Try and keep your press releases to one page. Don’t bog down the press releases with artist quotes. Two paragraphs is plenty.

Be sure to format things in a way that’s easy for the media to copy and paste sections, i.e tour dates should be DD/MM/YYYY followed by venue, city and ticketing links. Don’t get fancy with key facts.

Put the new information up the top, and keep a summary of the band, or colour commentary down the bottom. Include relevant links and also a link to a high-res artist image.

Announcements

Music PR campaigns are usually broken down into multiple announcements.

This could be an album announce, followed by announcing the first single, followed by announcing a tour, each done off the back of a new press release. While you may feel as though literally everything your artist does from waking up to going to the bathroom is worthy of an announcement, it’s important to stick to the key happenings.

I’ve been approached many times by people who want to announce something that simply isn’t worth hassling media about. If your working with a local band who’s signed up for Dry July, no one cares.

They should sign up to Dry July regardless of media attention.

Who you send announcements to can also kook a campaign. Make sure you look at the sites you’re sending your announcements to. See if it’s relevant to them and for god’s sake, if you’re going to add a media outlet to your press release send-out list, be sure to send the outlet a friendly g’day in advance. Find out how they like to receive announcements.

Don’t. Always. Be. Selling.

Pitching / following up

Unless you’ve specifically received written consent to do so, do not cold DM a journalist with your pitch. Not on Facebook, not on Instagram, not on LinkedIn. Look, we’ve all done it during our Hail Mary moments of trying to lock in some coverage but it’s not OK.

Lay down the foundations of the campaign with press releases and announcements, but pitching and following up is where the magic happens. Sure, you could copy and paste each and every pitch, subbing out the editor / publication name each time but it’s obvious when you do, and incredibly common for mistakes to happen – I’ve been called Larry from The AU Review more times than I can remember. Campaign = kooked.

Tailor your pitches specifically for the outlet you’re approaching. It’s a tonne more work but it also gets results. Investigate each outlet to see what they cover – do they even do EP reviews? Do the ever post news pieces? Do they have regular interview series?

“Exclusives” and “premieres” are a good way to get content over the line with outlets, however some outlets may see this as a ploy to score coverage. Readers have started cottoning on to the fact “exclusives” and Premieres” are tags used to place content that no one else wanted organically.
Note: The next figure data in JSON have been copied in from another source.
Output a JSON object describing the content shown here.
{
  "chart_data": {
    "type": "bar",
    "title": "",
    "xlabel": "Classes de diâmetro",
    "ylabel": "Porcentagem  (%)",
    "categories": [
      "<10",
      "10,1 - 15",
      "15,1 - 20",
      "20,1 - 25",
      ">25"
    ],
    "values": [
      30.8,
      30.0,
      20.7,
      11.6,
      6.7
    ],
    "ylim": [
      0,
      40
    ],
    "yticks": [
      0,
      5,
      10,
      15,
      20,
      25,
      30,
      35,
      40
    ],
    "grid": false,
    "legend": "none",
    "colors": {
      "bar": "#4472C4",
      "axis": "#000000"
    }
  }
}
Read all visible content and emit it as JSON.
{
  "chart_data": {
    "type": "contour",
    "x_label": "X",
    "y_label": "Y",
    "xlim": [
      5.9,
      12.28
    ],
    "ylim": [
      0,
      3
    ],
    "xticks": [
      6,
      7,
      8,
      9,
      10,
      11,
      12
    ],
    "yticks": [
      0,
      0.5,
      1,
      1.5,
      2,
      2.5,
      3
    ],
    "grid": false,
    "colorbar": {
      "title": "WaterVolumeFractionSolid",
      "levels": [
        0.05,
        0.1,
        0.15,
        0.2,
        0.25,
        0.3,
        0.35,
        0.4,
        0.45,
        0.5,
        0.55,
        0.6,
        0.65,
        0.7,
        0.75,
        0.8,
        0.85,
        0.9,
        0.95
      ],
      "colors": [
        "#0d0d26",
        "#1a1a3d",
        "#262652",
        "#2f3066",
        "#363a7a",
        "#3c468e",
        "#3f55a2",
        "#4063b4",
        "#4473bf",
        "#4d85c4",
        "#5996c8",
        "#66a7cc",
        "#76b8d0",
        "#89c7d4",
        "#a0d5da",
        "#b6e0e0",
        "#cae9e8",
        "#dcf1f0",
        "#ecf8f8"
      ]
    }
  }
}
Engage with the outlet first to see if they’re interested in exclusive content before pitching it.Take some of the guesswork away from busy editors and suggest what coverage they could do with your artist.
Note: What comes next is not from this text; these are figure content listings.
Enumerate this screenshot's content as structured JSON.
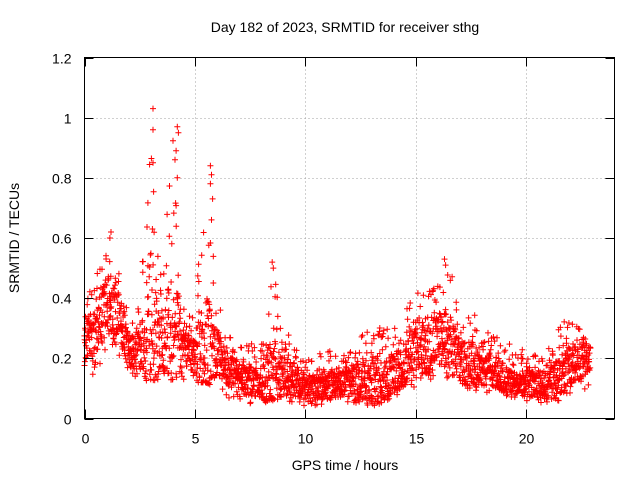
{
  "chart_data": {
    "type": "scatter",
    "title": "Day 182 of 2023, SRMTID for receiver sthg",
    "xlabel": "GPS time / hours",
    "ylabel": "SRMTID / TECUs",
    "xlim": [
      0,
      24
    ],
    "ylim": [
      0,
      1.2
    ],
    "x_ticks": [
      0,
      5,
      10,
      15,
      20
    ],
    "x_tick_labels": [
      "0",
      "5",
      "10",
      "15",
      "20"
    ],
    "y_ticks": [
      0,
      0.2,
      0.4,
      0.6,
      0.8,
      1,
      1.2
    ],
    "y_tick_labels": [
      "0",
      "0.2",
      "0.4",
      "0.6",
      "0.8",
      "1",
      "1.2"
    ],
    "grid": true,
    "marker": "plus",
    "colors": {
      "series": "#ff0000",
      "grid": "#a0a0a0",
      "axis": "#000000"
    },
    "series": [
      {
        "name": "SRMTID",
        "envelope": {
          "x": [
            0,
            0.5,
            1,
            1.5,
            2,
            2.5,
            3,
            3.5,
            4,
            4.5,
            5,
            5.5,
            6,
            6.5,
            7,
            7.5,
            8,
            8.5,
            9,
            9.5,
            10,
            10.5,
            11,
            11.5,
            12,
            12.5,
            13,
            13.5,
            14,
            14.5,
            15,
            15.5,
            16,
            16.5,
            17,
            17.5,
            18,
            18.5,
            19,
            19.5,
            20,
            20.5,
            21,
            21.5,
            22,
            22.5,
            22.9
          ],
          "typical": [
            0.26,
            0.27,
            0.38,
            0.36,
            0.22,
            0.24,
            0.28,
            0.24,
            0.3,
            0.23,
            0.22,
            0.2,
            0.22,
            0.15,
            0.14,
            0.13,
            0.12,
            0.15,
            0.14,
            0.13,
            0.1,
            0.1,
            0.12,
            0.11,
            0.12,
            0.12,
            0.13,
            0.12,
            0.15,
            0.18,
            0.21,
            0.23,
            0.26,
            0.26,
            0.19,
            0.18,
            0.17,
            0.16,
            0.13,
            0.12,
            0.12,
            0.11,
            0.11,
            0.13,
            0.18,
            0.19,
            0.2
          ],
          "high": [
            0.41,
            0.46,
            0.61,
            0.5,
            0.35,
            0.38,
            1.03,
            0.42,
            0.97,
            0.38,
            0.37,
            0.84,
            0.4,
            0.28,
            0.25,
            0.25,
            0.24,
            0.52,
            0.3,
            0.27,
            0.2,
            0.2,
            0.25,
            0.2,
            0.22,
            0.3,
            0.33,
            0.3,
            0.3,
            0.35,
            0.44,
            0.42,
            0.45,
            0.53,
            0.35,
            0.39,
            0.3,
            0.28,
            0.25,
            0.25,
            0.22,
            0.21,
            0.23,
            0.33,
            0.32,
            0.3,
            0.25
          ],
          "low": [
            0.12,
            0.14,
            0.2,
            0.2,
            0.12,
            0.12,
            0.13,
            0.12,
            0.13,
            0.13,
            0.12,
            0.12,
            0.1,
            0.07,
            0.05,
            0.05,
            0.05,
            0.06,
            0.06,
            0.05,
            0.04,
            0.04,
            0.05,
            0.05,
            0.05,
            0.05,
            0.04,
            0.05,
            0.07,
            0.08,
            0.1,
            0.12,
            0.13,
            0.12,
            0.1,
            0.09,
            0.08,
            0.08,
            0.06,
            0.06,
            0.06,
            0.05,
            0.05,
            0.06,
            0.08,
            0.09,
            0.1
          ]
        },
        "peaks": [
          {
            "x": 3.1,
            "y": 1.03
          },
          {
            "x": 3.1,
            "y": 0.96
          },
          {
            "x": 3.1,
            "y": 0.85
          },
          {
            "x": 4.2,
            "y": 0.97
          },
          {
            "x": 4.25,
            "y": 0.95
          },
          {
            "x": 4.15,
            "y": 0.89
          },
          {
            "x": 4.1,
            "y": 0.86
          },
          {
            "x": 4.2,
            "y": 0.8
          },
          {
            "x": 5.7,
            "y": 0.84
          },
          {
            "x": 5.75,
            "y": 0.81
          },
          {
            "x": 5.7,
            "y": 0.78
          },
          {
            "x": 5.8,
            "y": 0.73
          },
          {
            "x": 5.75,
            "y": 0.66
          },
          {
            "x": 8.5,
            "y": 0.52
          },
          {
            "x": 8.55,
            "y": 0.5
          },
          {
            "x": 16.3,
            "y": 0.53
          },
          {
            "x": 16.35,
            "y": 0.51
          },
          {
            "x": 1.2,
            "y": 0.62
          },
          {
            "x": 1.15,
            "y": 0.6
          }
        ],
        "values_note": "dense scatter of 5-minute samples; envelope gives approximate typical/high/low SRMTID values read from the figure"
      }
    ]
  }
}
Another thing to remember with pitching is you’ll get a lot of nos and no replies. Yes’s will be few and far between for any given campaign so set realistic targets.
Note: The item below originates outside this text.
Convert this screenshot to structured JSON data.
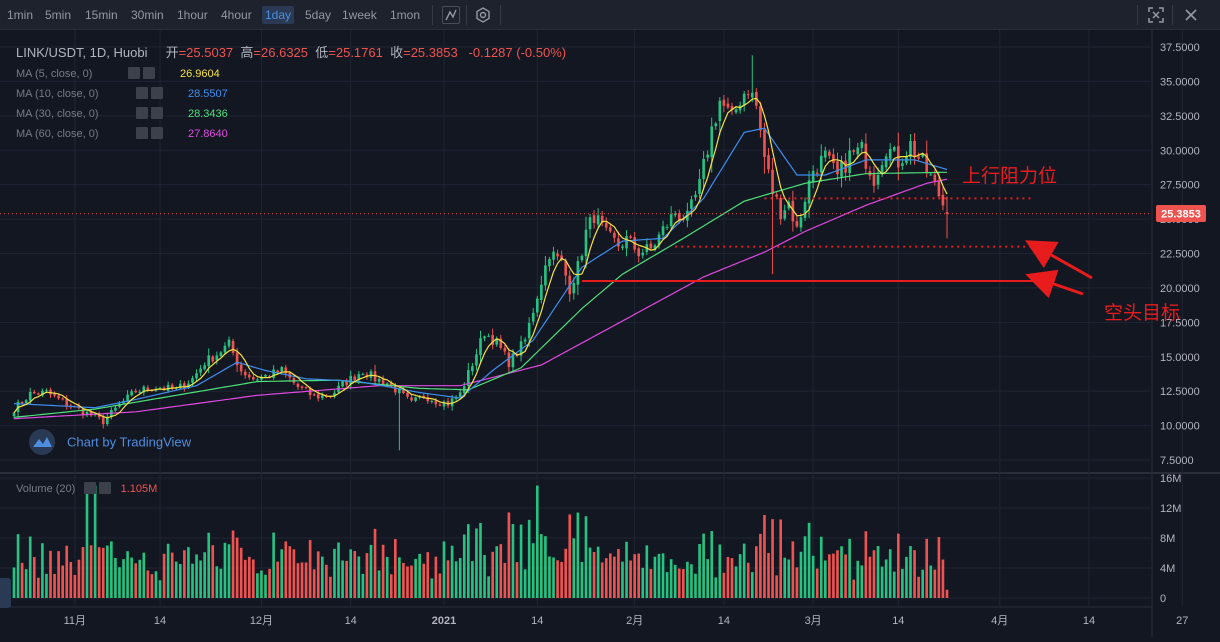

Gone are the days of picking 50,000 blogs to approach, they’ve all closed down and as more and more publications shift to having freelance writers, the ones that are still around have less breathing space for unpaid content. Pick five media targets for your campaign with a stretch target of seven and be happy to get four over the line.

The best way to keep track of your pitching and following up is a spreadsheet. Throw in the media outlets with columns dedicated to the date you first approached and the last time you followed up – be sure to leave a few days between emails.

All that said…

Don’t let media walk over you.

You’re doing important work as a communicator and it’s easy for the power dynamic to become unbalanced. Media can and will make unrealistic requests and demand special attention, guest spots, promo stock and access to artists hitherto unearned.

There are plenty of hard and fast ways to kook a music PR campaign…

But if you can get your head around press releases, announcements, pitching and following up, you’ll dramatically reduce your chances of kooking it.